Les patients en situation de précarité sont victimes de « représentations médicales stéréotypées » chez les praticiens libéraux pouvant conduire à des pratiques de différenciation, voire à des discriminations, selon une étude publiée par le Défenseur des droits en partenariat avec le Fonds CMU.
Cette enquête s'est appuyée sur une analyse de discours de 50 médecins (généralistes et spécialistes) et chirurgiens-dentistes entre mars 2015 et juin 2016, invités à décrire les étapes de la prise en charge (accueil, diagnostic, traitement et prescription) de patients vivant dans des conditions de précarité – bénéficiaires de la CMU-C, l'ACS ou de l'AME.
Étiquette sociale
Premier enseignement : dans le domaine sémantique, la catégorie des « CMUs » est « largement utilisée par les praticiens, devenant « une autre manière de nommer les personnes pauvres ou en situation de précarité ». « On dit les CMU comme on dit les obèses, les borgnes [...] », déclare une pédiatre citée dans l'enquête. Or, aux représentations médicales du groupe des « CMUs » se superposent les préjugés caractérisant les personnes précaires, comme le « soupçon de fraude, la surconsommation de soins, l'absentéisme ou les retards fréquents », estime le Défenseur des droits.
Plus globalement, les personnes précaires sont vues comme des patients « par nature » difficiles à soigner. « Ces comportements "attendus" sont appréhendés de manière négative par les praticiens et servent parfois à justifier des refus de soins », peut-on lire dans cette enquête. « C'est pas toujours des gens faciles à soigner. Ils sont très exigeants, ils ne veulent surtout pas payer. Il y en a qui sont très gentils. Pas de problème. Mais certains ne sont pas gentils. Là on leur dit : allez-vous faire soigner ailleurs », témoigne un chirurgien-dentiste des Hauts-de-Seine, sondé dans le cadre de l'étude.

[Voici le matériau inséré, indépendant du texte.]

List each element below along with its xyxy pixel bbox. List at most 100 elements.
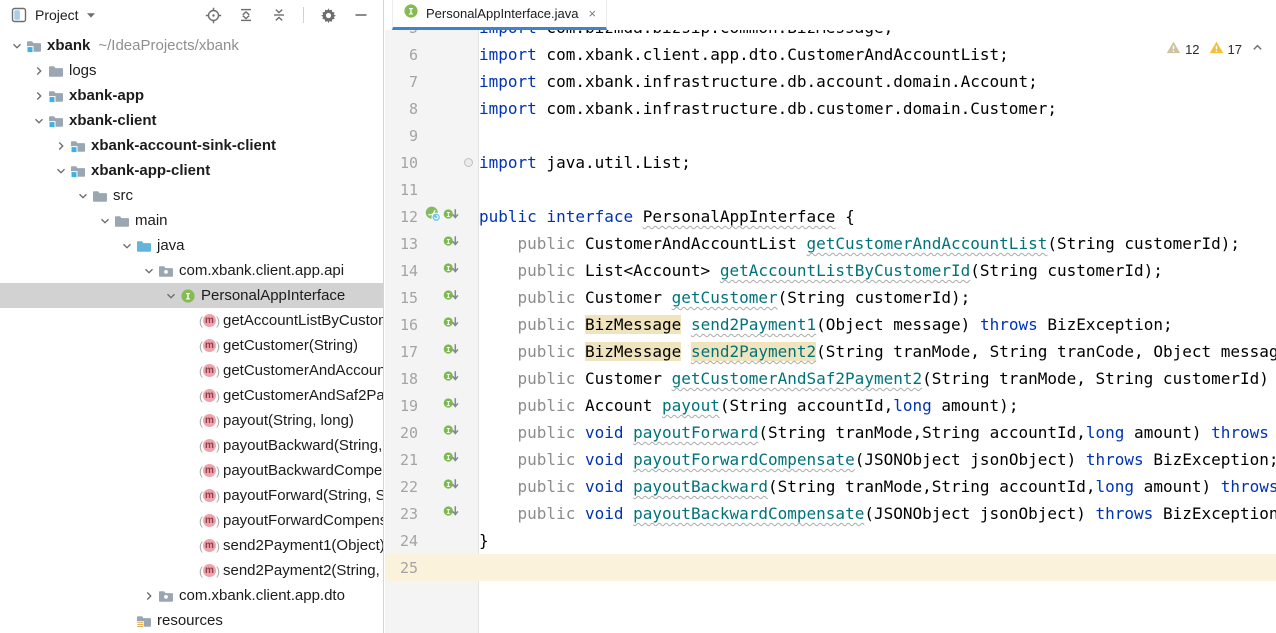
expand-all-icon[interactable] xyxy=(237,6,255,24)
code-line-5[interactable]: 5import com.bizmda.bizsip.common.BizMess… xyxy=(385,30,1276,41)
tree-item-personalappinterface[interactable]: IPersonalAppInterface xyxy=(0,283,383,308)
chevron-down-icon[interactable] xyxy=(140,263,157,279)
tab-personalappinterface-java[interactable]: I PersonalAppInterface.java × xyxy=(392,0,607,30)
tree-item-getaccountlistbycustomerid-string[interactable]: (m)getAccountListByCustomerId(String) xyxy=(0,308,383,333)
tree-item-java[interactable]: java xyxy=(0,233,383,258)
code-text[interactable]: import com.bizmda.bizsip.common.BizMessa… xyxy=(479,30,1276,41)
chevron-right-icon[interactable] xyxy=(30,63,47,79)
settings-icon[interactable] xyxy=(319,6,337,24)
tree-item-getcustomer-string[interactable]: (m)getCustomer(String) xyxy=(0,333,383,358)
code-text[interactable]: public void payoutForwardCompensate(JSON… xyxy=(479,446,1276,473)
code-line-10[interactable]: 10import java.util.List; xyxy=(385,149,1276,176)
chevron-down-icon[interactable] xyxy=(96,213,113,229)
warnings-indicator[interactable]: 17 xyxy=(1209,40,1242,58)
code-line-25[interactable]: 25 xyxy=(385,554,1276,581)
tree-item-payoutforwardcompensate-jsonobject[interactable]: (m)payoutForwardCompensate(JSONObject) xyxy=(0,508,383,533)
code-text[interactable]: public BizMessage send2Payment2(String t… xyxy=(479,338,1276,365)
code-line-9[interactable]: 9 xyxy=(385,122,1276,149)
code-line-17[interactable]: 17I public BizMessage send2Payment2(Stri… xyxy=(385,338,1276,365)
tree-item-getcustomerandaccountlist-string[interactable]: (m)getCustomerAndAccountList(String) xyxy=(0,358,383,383)
chevron-down-icon[interactable] xyxy=(74,188,91,204)
code-text[interactable]: import com.xbank.client.app.dto.Customer… xyxy=(479,41,1276,68)
close-icon[interactable]: × xyxy=(588,7,596,20)
implemented-icon[interactable]: I xyxy=(443,288,459,308)
weak-warnings-indicator[interactable]: 12 xyxy=(1166,40,1199,58)
implemented-icon[interactable]: I xyxy=(443,234,459,254)
spring-bean-icon[interactable] xyxy=(425,206,441,227)
implemented-icon[interactable]: I xyxy=(443,207,459,227)
code-line-24[interactable]: 24} xyxy=(385,527,1276,554)
code-line-16[interactable]: 16I public BizMessage send2Payment1(Obje… xyxy=(385,311,1276,338)
code-text[interactable]: public void payoutBackward(String tranMo… xyxy=(479,473,1276,500)
code-line-15[interactable]: 15I public Customer getCustomer(String c… xyxy=(385,284,1276,311)
tree-item-src[interactable]: src xyxy=(0,183,383,208)
tree-item-resources[interactable]: resources xyxy=(0,608,383,633)
tree-item-xbank-app[interactable]: xbank-app xyxy=(0,83,383,108)
tree-item-logs[interactable]: logs xyxy=(0,58,383,83)
tree-item-send2payment2-string-string-object[interactable]: (m)send2Payment2(String, String, Object) xyxy=(0,558,383,583)
code-line-20[interactable]: 20I public void payoutForward(String tra… xyxy=(385,419,1276,446)
code-line-22[interactable]: 22I public void payoutBackward(String tr… xyxy=(385,473,1276,500)
code-text[interactable]: public CustomerAndAccountList getCustome… xyxy=(479,230,1276,257)
tree-item-payoutforward-string-string-long[interactable]: (m)payoutForward(String, String, long) xyxy=(0,483,383,508)
code-line-12[interactable]: 12Ipublic interface PersonalAppInterface… xyxy=(385,203,1276,230)
tree-item-xbank-account-sink-client[interactable]: xbank-account-sink-client xyxy=(0,133,383,158)
code-text[interactable]: public BizMessage send2Payment1(Object m… xyxy=(479,311,1276,338)
code-line-7[interactable]: 7import com.xbank.infrastructure.db.acco… xyxy=(385,68,1276,95)
tree-item-main[interactable]: main xyxy=(0,208,383,233)
chevron-down-icon[interactable] xyxy=(8,38,25,54)
code-line-13[interactable]: 13I public CustomerAndAccountList getCus… xyxy=(385,230,1276,257)
code-line-21[interactable]: 21I public void payoutForwardCompensate(… xyxy=(385,446,1276,473)
chevron-right-icon[interactable] xyxy=(140,588,157,604)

Les modalités de prise en charge économique ont également une incidence négative sur l'attitude des praticiens qui dénoncent « des délais de remboursement trop longs ainsi que des remboursements de soins sous-évalués ».
Stratégies de contournement
L'analyse du discours des praticiens ne permet pas forcément d'établir une typologie de situations assimilées à des refus de soins. Selon, le Défenseur des droits, ces pratiques s'expriment aussi « de manière plus insidieuse ».
Par exemple, il peut s'agir de la « réorientation systématique » d'un patient vers un autre confrère ou à l'hôpital, réorientation non justifiée par la disponibilité du professionnel de santé ni par la pathologie de la personne. Autres comportements relevés par le Défenseur des droits : des délais d'attente « anormalement longs » ou le refus d'appliquer les modalités spécifiques de tarification (absence de dépassements) pour certains patients précaires.
Les refus de recevoir sont « multidimensionnels », résume l'enquête, et « facilités par la catégorisation des patients ». « Qualifiés avant tout par leur couverture santé, des besoins spécifiques sont attribués aux patients CMU qui justifient pour les praticiens de les traiter différemment, voir de les orienter vers une offre de soins censée être adaptée à leurs spécificités comme les centres de santé ou l'hôpital », relève l'étude.
Pour un testing de portée nationale
Début janvier déjà, plusieurs associations avaient saisi le Défenseur des droits pour dénoncer les pratiques de douze médecins ou dentistes refusant (sur des sites internet de prise de rendez-vous) les soins à des patients bénéficiaires de la CMU ou de l’AME.
Dans ce contexte, le Défenseur des droits préconise de définir « légalement le refus de soins » avec une typologie des principales situations qui le caractérise. Il propose aussi de demander à la CNAM de recenser tous les praticiens « qui imposent des dépassements d'honoraires aux bénéficiaires de la CMU-C ou ACS ». Il réclame un test de situation (testing) « de portée nationale ». Enfin, il suggère d'inscrire les refus de soins dans le cadre des programmes régionaux relatifs à l'accès à la prévention et aux soins des personnes les plus démunies (PRAPS) des agences régionales de santé (ARS).
Cette proposition de testing n'a pas manqué de faire réagir le Syndicat des médecins libéraux (SML). Ce dernier qualifie ce travail de « fantaisiste » et rappelle que « les médecins exercent dans un cadre déontologique, après avoir prêté le serment d’Hippocrate ». À la place, le SML conseille au Défenseur des droits et au Fonds CMU « de s’employer à solutionner leurs problèmes administratifs entre eux et avec les caisses, au lieu de pointer du doigt les médecins libéraux pour finir de les démobiliser ».